Take 2 of 4: Iron Maiden - The Final Frontier (EMI)

Since their dawn in the early of 1980s Iron Maiden have been detached from their countrymen of NWOBHM by doing an epic, complex metal music. Their new album is a proof of this victorious legacy for the history of Heavy Metal.

Finally, the long awaited The Final Frontier is out. Once again, questions were raised after a string of up-and-down albums/songs since the coming back of the greatest frontman of all times, Bruce Dickinson (I bet you didn’t know his name, duh). Actually,The Final Frontier is the 4th studio album with Dickinson in a row. What to wait after the arguably fiasco of A Matter of Life and Death?

First of all, Iron Maiden fans have to put in mind that after all these years of the most stellar carrier in heavy metal music, the band WON’T return with a new Powerslave or The Number of The Beast. Just like Judas Priest won’t record another Painkiller or British Steel and Metallica won’t deliver another Kill ‘em All or Master of Puppets. This is essential to understand the atmosphere behind The Final Frontier.

If you didn’t notice yet, (and I bet you noticed it) Iron Maiden have been gradually transforming their sound since the days of Blaze Bayley, experiencing new nuances of their base sound, album after album. Repeating myself, the nadir of these experiences resulted in the [album] A Matter of Life and Death, in my opinion one of the greatest delusions for a Iron Maiden fan. (This album has its defenders tho).

And the zenith of the ‘experimental phase’ is The Final Frontier, by far the most progressive album of all Maiden’s discography.

Satellite 15... The Final Frontier, gives the first impression. Along with a four-minute trippy intro, clearly intended to leave the most orthodox Iron Maiden fan totally bewildered, this 8-minute track is completely unusual, weird and.. MARVELLOUS.

Even the track El Dorado, previously released as a freebie in mp3, makes sense in this ambience of spacial mid-paced tempos of the album.

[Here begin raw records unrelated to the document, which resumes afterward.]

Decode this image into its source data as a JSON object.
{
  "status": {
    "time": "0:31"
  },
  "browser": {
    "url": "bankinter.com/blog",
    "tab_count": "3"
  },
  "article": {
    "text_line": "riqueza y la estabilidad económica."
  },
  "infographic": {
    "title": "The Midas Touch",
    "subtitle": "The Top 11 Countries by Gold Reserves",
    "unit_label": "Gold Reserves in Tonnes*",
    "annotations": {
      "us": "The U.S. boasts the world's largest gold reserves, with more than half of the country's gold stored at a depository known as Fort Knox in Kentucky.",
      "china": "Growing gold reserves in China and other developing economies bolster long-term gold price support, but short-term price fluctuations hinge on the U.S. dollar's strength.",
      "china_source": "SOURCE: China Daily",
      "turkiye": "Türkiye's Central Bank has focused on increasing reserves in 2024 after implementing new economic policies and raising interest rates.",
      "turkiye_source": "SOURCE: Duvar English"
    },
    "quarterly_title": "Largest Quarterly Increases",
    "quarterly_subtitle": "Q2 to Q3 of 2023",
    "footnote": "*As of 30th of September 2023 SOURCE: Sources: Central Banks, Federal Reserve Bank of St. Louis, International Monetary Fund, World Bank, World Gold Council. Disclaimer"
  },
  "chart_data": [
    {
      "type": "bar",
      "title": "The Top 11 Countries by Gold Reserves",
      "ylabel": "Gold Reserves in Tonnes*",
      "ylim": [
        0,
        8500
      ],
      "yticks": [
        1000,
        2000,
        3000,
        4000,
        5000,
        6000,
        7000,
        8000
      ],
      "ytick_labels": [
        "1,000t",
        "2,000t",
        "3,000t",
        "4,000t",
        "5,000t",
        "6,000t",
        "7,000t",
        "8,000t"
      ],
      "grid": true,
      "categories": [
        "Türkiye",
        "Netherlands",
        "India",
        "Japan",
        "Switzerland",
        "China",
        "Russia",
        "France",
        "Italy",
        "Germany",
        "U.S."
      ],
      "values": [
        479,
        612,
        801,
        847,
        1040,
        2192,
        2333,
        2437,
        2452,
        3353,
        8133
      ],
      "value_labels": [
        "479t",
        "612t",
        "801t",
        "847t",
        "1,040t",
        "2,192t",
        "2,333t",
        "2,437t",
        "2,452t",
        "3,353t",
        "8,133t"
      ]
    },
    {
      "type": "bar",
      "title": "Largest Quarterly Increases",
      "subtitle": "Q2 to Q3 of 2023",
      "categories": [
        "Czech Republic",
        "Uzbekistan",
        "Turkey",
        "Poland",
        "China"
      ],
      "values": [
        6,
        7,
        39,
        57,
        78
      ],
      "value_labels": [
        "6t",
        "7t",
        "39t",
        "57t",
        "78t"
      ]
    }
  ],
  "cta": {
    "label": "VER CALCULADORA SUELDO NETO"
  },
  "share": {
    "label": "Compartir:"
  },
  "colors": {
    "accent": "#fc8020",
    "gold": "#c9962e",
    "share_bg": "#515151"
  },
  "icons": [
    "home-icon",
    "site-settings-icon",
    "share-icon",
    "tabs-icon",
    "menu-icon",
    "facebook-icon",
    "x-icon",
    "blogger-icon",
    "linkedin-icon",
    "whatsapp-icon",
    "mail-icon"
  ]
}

The song with its leading bass is where the Steve Harris’ trademark transforms all of us ‘air’ bass players during its execution, with a foot in the monitor, of course.

The next songs, Mother of Mercy and Coming Home, show the versatility of Dickinson, presenting newest interpretations, different of all he has done so far (including his solo carrier). Actually in this CD he sings with gusto, not at gun point as he did in the previous Maiden album.

The Alchemist is the fastest (and the shortest) song of the album. Just imagine the most agitated moments of albums Brave New World and Dance of Death and you’ll get the picture.

The first hightlight moment answers by the name of Island of Avalon. What a excellent tune. It summarizes the progressive idea of the album in one song. Variation of vocals, intrincated guitars, really beautiful melody. In my humble opinion this song alone is one  of the best metal moments of 2010.

Starblind is the lowest moment of the album tho. Not a bad song, just unnecessary, and it could be saved for a B-Side single.

Now the grand finale: in the beginning of this review I said that Iron Maiden are known for the epic nature of their tunes. This time, they trigger three epic moments in a row, in the vein of Rime of Ancient Mariner, Alexander the Great, and so on, for the first time in their career. The three tracks have the same features, lengthy songs and lyrical grandiosity and they are: The Talisman, The Man Who Would Be King and the marvellous When the Wild Wind Blows with its 11 minutes and lyrics that remember me of the movie The day After (if you’re old enough to remember this hehe).

Maybe you think this album is being bland. The reason is that Iron Maiden dared to make a CD with 76 minutes in an age when one doesn’t have time to appreciate one single song. This album takes time to be digested. But once you have made it, it becomes better and better.

The other explanation is that the members of the band were raised in a scenario when the predominant  music was progressive rock. They are showing their true influences here. So take your time and rejoice, because this is a dignified release of the greatest band of history of Heavy Metal.

The Final Frontier is out now on EMI.